Et puis si vite Paris dut obéir à un vide serviable.
Sans défaut les gens sont chez eux, les femmes en rôle, les enfants sages sous la menace sourde du temps. La mère cuisine son poulet aux prunes amères. Les voisins qui papotent et s’épient sont satisfaits. Les caméras leur montrent un monde content sortant avec son attestation de nécessité. Au 20h, l’état des peines dressées soulage ceux qui les prennent pas. Que les sauvages payent.

Chacun dîne et dort chez soi.
Le plan de la ville de Paris est à diamètre de nombril. Les pas au métronome suivent une petite course et reviennent rapidement sur eux-mêmes.

Les jours restreints s’arrangent pour rallonger.
Il n’y a plus aucune nuit annoncée. Il n’y a plus aucun train au départ dans Paris disparaissant. Le panneau des arrivées ne parle plus des vents bretons ou du soleil du sud. Pas de café-crème pour fêter les amis lointains. Les quais sans personnes ne sont plus que des rues sans noms.

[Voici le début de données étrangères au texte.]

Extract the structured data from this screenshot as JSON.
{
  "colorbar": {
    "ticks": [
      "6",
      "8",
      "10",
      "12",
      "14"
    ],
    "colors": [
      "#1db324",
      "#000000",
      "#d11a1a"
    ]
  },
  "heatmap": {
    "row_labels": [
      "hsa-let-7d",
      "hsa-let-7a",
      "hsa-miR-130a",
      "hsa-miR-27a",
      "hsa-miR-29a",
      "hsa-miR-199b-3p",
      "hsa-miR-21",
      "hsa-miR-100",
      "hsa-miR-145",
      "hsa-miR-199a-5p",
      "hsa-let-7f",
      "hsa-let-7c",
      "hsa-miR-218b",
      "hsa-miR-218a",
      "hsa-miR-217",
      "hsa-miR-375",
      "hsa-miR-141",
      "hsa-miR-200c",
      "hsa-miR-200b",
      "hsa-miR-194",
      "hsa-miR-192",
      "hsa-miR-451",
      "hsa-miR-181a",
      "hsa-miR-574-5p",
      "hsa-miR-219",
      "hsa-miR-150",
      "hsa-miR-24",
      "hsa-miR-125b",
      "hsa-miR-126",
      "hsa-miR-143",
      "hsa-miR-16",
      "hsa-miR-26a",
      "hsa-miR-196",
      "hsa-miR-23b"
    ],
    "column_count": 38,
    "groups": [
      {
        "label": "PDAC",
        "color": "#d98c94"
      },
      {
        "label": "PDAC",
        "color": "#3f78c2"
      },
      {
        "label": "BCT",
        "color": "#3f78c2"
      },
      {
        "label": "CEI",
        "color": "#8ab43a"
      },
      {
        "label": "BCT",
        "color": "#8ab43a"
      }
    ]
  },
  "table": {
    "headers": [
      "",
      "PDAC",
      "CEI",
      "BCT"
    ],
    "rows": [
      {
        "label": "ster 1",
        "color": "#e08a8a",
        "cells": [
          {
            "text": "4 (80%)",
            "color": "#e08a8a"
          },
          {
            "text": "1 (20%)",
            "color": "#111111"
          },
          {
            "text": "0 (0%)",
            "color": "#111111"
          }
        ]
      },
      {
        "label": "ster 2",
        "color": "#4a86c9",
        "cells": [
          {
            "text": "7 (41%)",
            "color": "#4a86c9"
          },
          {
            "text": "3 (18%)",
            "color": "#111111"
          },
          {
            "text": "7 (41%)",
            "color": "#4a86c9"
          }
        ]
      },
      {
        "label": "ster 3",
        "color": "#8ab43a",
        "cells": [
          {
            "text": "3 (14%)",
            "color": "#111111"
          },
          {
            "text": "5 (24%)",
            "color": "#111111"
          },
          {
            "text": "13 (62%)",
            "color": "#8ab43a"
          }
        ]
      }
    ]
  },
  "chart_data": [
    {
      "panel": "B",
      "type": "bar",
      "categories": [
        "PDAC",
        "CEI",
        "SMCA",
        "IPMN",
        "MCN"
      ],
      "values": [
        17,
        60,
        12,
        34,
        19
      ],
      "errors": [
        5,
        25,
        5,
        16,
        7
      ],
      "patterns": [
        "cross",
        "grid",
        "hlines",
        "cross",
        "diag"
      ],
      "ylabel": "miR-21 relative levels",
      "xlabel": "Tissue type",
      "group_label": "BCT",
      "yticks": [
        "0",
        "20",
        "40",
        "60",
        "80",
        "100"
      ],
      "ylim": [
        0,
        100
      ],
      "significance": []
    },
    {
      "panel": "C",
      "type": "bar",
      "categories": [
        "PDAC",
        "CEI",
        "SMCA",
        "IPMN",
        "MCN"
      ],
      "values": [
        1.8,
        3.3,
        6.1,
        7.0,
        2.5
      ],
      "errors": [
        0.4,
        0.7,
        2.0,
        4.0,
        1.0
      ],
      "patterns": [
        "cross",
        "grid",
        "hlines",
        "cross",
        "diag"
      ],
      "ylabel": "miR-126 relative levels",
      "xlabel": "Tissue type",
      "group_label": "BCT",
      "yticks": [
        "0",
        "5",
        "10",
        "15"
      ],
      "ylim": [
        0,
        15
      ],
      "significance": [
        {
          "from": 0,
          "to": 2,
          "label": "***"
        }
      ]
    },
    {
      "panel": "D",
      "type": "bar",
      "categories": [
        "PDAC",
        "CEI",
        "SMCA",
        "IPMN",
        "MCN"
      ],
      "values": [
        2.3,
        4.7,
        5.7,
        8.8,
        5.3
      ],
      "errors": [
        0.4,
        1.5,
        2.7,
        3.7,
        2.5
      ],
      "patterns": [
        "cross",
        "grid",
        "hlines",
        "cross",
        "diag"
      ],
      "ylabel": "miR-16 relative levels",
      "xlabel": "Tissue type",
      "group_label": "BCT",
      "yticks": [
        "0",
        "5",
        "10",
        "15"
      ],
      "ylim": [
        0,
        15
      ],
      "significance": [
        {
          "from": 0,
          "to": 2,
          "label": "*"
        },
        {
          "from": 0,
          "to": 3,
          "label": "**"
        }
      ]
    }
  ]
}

Le soir, j’écris des mots à tue tête pour qu’ils restent intacts quand le confinement sera fini.
Café-crème ; apéro ; Paris ; Gare Montparnasse ; liberté de ne pas être harcelé par l’heure dans la rue ; liberté d’aller et venir-de se perdre ou de faire semblant de se perdre ; liberté de regarder les passants ; liberté de s’en moquer ou de les trouver beaux à avoir envie de les peindre ; liberté d’acheter des pinceaux et des couleurs sans que nécessité s’en suive ; liberté de se revoir ; liberté de manifester ; encore liberté.